Treatment depends on the severity of the disease. Patients who have a mild case have to eat small, frequent meals and take fluid and nutritional supplements. Those who have a moderate case of short bowel syndrome are similar to those who have a mild case but have to undergo intravenous fluids and electrolyte supplements. Patients who have a severe case have to use parenteral nutrition, oral hydration solutions, and enteral nutrition. For those patients where other solutions have failed them, may have to resort to intestinal transplantation. (Source: www.digestive.niddk.nih.gov).

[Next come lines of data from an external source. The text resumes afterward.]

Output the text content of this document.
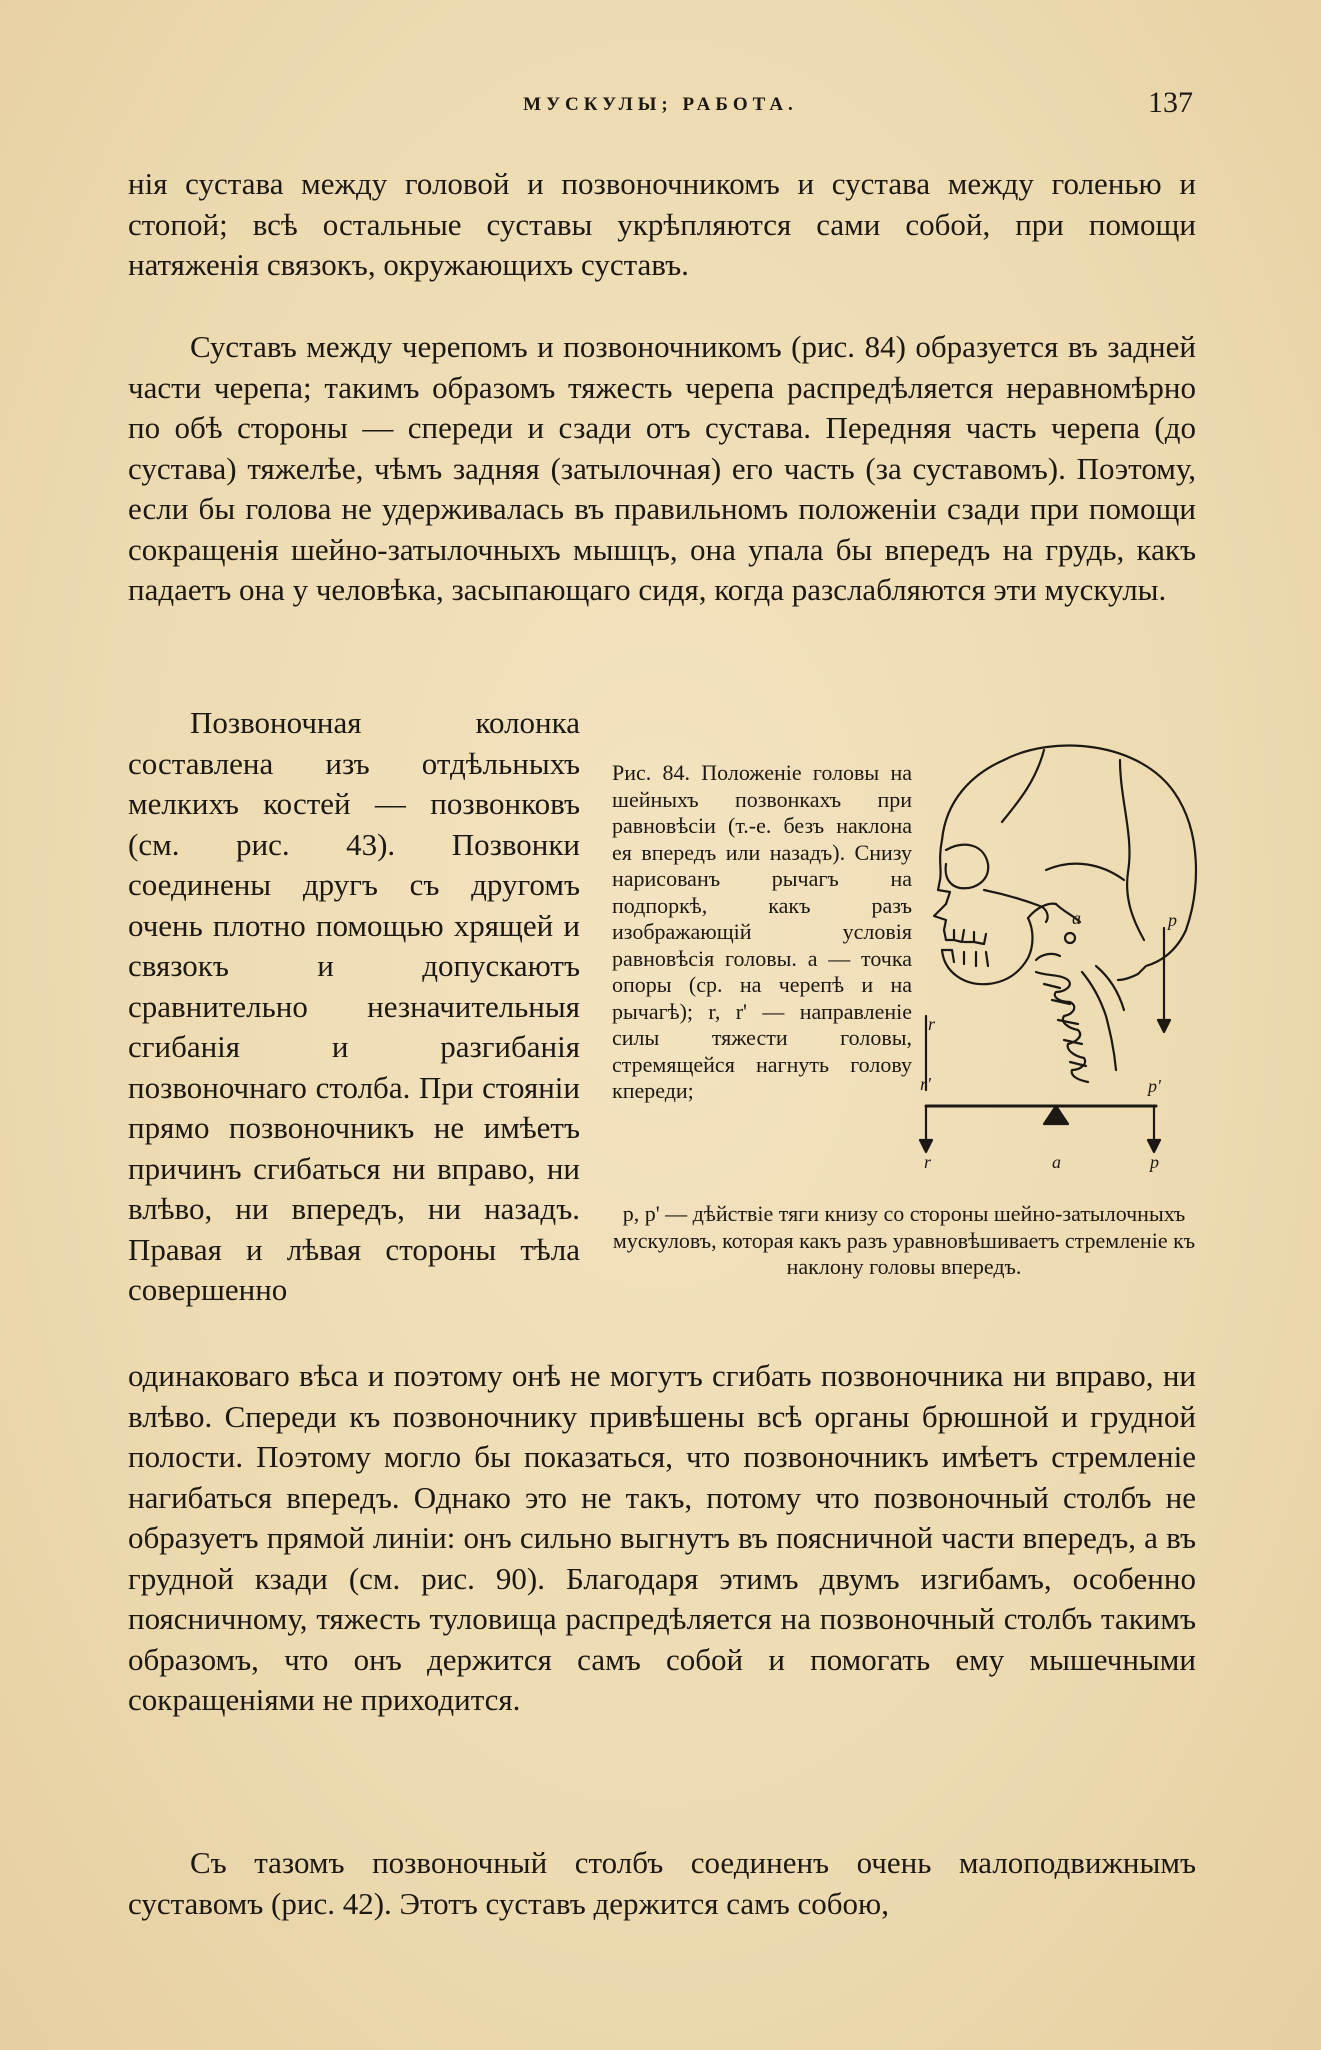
МУСКУЛЫ; РАБОТА.	137

нія сустава между головой и позвоночникомъ и сустава между голенью и стопой; всѣ остальные суставы укрѣпляются сами собой, при помощи натяженія связокъ, окружающихъ суставъ.

Суставъ между черепомъ и позвоночникомъ (рис. 84) образуется въ задней части черепа; такимъ образомъ тяжесть черепа распредѣляется неравномѣрно по обѣ стороны — спереди и сзади отъ сустава. Передняя часть черепа (до сустава) тяжелѣе, чѣмъ задняя (затылочная) его часть (за суставомъ). Поэтому, если бы голова не удерживалась въ правильномъ положеніи сзади при помощи сокращенія шейно-затылочныхъ мышцъ, она упала бы впередъ на грудь, какъ падаетъ она у человѣка, засыпающаго сидя, когда разслабляются эти мускулы.

Позвоночная колонка составлена изъ отдѣльныхъ мелкихъ костей — позвонковъ (см. рис. 43). Позвонки соединены другъ съ другомъ очень плотно помощью хрящей и связокъ и допускаютъ сравнительно незначительныя сгибанія и разгибанія позвоночнаго столба. При стояніи прямо позвоночникъ не имѣетъ причинъ сгибаться ни вправо, ни влѣво, ни впередъ, ни назадъ. Правая и лѣвая стороны тѣла совершенно

Рис. 84. Положеніе головы на шейныхъ позвонкахъ при равновѣсіи (т.-е. безъ наклона ея впередъ или назадъ). Снизу нарисованъ рычагъ на подпоркѣ, какъ разъ изображающій условія равновѣсія головы. а — точка опоры (ср. на черепѣ и на рычагѣ); r, r' — направленіе силы тяжести головы, стремящейся нагнуть голову кпереди;
a	p
r
r'	p'
r	a	p
р, р' — дѣйствіе тяги книзу со стороны шейно-затылочныхъ мускуловъ, которая какъ разъ уравновѣшиваетъ стремленіе къ наклону головы впередъ.

одинаковаго вѣса и поэтому онѣ не могутъ сгибать позвоночника ни вправо, ни влѣво. Спереди къ позвоночнику привѣшены всѣ органы брюшной и грудной полости. Поэтому могло бы показаться, что позвоночникъ имѣетъ стремленіе нагибаться впередъ. Однако это не такъ, потому что позвоночный столбъ не образуетъ прямой линіи: онъ сильно выгнутъ въ поясничной части впередъ, а въ грудной кзади (см. рис. 90). Благодаря этимъ двумъ изгибамъ, особенно поясничному, тяжесть туловища распредѣляется на позвоночный столбъ такимъ образомъ, что онъ держится самъ собой и помогать ему мышечными сокращеніями не приходится.

Съ тазомъ позвоночный столбъ соединенъ очень малоподвижнымъ суставомъ (рис. 42). Этотъ суставъ держится самъ собою,
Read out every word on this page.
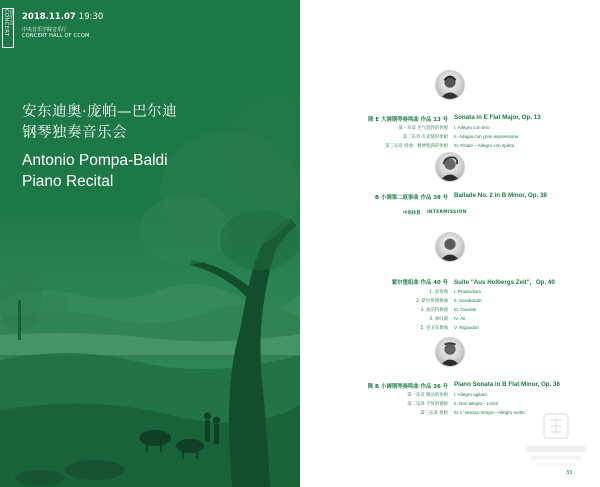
音乐会 CONCERT	2018.11.07 19:30
中央音乐学院音乐厅
CONCERT HALL OF CCOM
安东迪奥·庞帕—巴尔迪
钢琴独奏音乐会
Antonio Pompa-Baldi
Piano Recital
降 E 大调钢琴奏鸣曲 作品 13 号 Sonata in E Flat Major, Op. 13
第一乐章 生气勃勃的快板 I. Allegro con brio
第二乐章 有表情的柔板 II. Adagio con gran espressione
第三乐章 终曲：精神饱满的快板 III. Finale – Allegro con spirito
B 小调第二叙事曲 作品 38 号 Ballade No. 2 in B Minor, Op. 38
中场休息 INTERMISSION
霍尔堡组曲 作品 40 号 Suite "Aus Holbergs Zeit"，Op. 40
1. 前奏曲 I. Praeludium
2. 萨拉班德舞曲 II. Sarabande
3. 加沃特舞曲 III. Gavotte
4. 咏叹调 IV. Air
5. 里戈东舞曲 V. Rigaudon
降 B 小调钢琴奏鸣曲 作品 36 号 Piano Sonata in B Flat Minor, Op. 36
第一乐章 激动的快板 I. Allegro agitato
第二乐章 不快的慢板 II. Non allegro - Lento
第三乐章 快板 III. L' istesso tempo—Allegro molto
33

NEW HOPE WITH NEW TREATMENT! Researchers are studying new ways to help the remaining small intestine function, a new multidisciplinary approach to the problem was developed, it's called the Advanced Intestinal Rehabilitation Program. The Division of Pediatric Gastroenterology at the Miller School of Medicine, University of Miami, FL, is one of the few in the country that has undergone the new approach. Treatment consists mainly of specialized nutrition management aimed at helping the remaining intestines adapt and absorb nutrients. Before this program was created the only option for these patients was intestinal or liver transplants. Research has proven that the multidisciplinary approach is the most successful. To that extent, the program includes board certified pediatric gastroenterologist, transplant surgeons, pediatric surgeons, nurse practitioners, social workers, registered dietitian, pharmacists, and child psychologists. The program has increased the 5-year survival rate from 60 to 80%. (Source: www.pediatrics.med.miami.edu).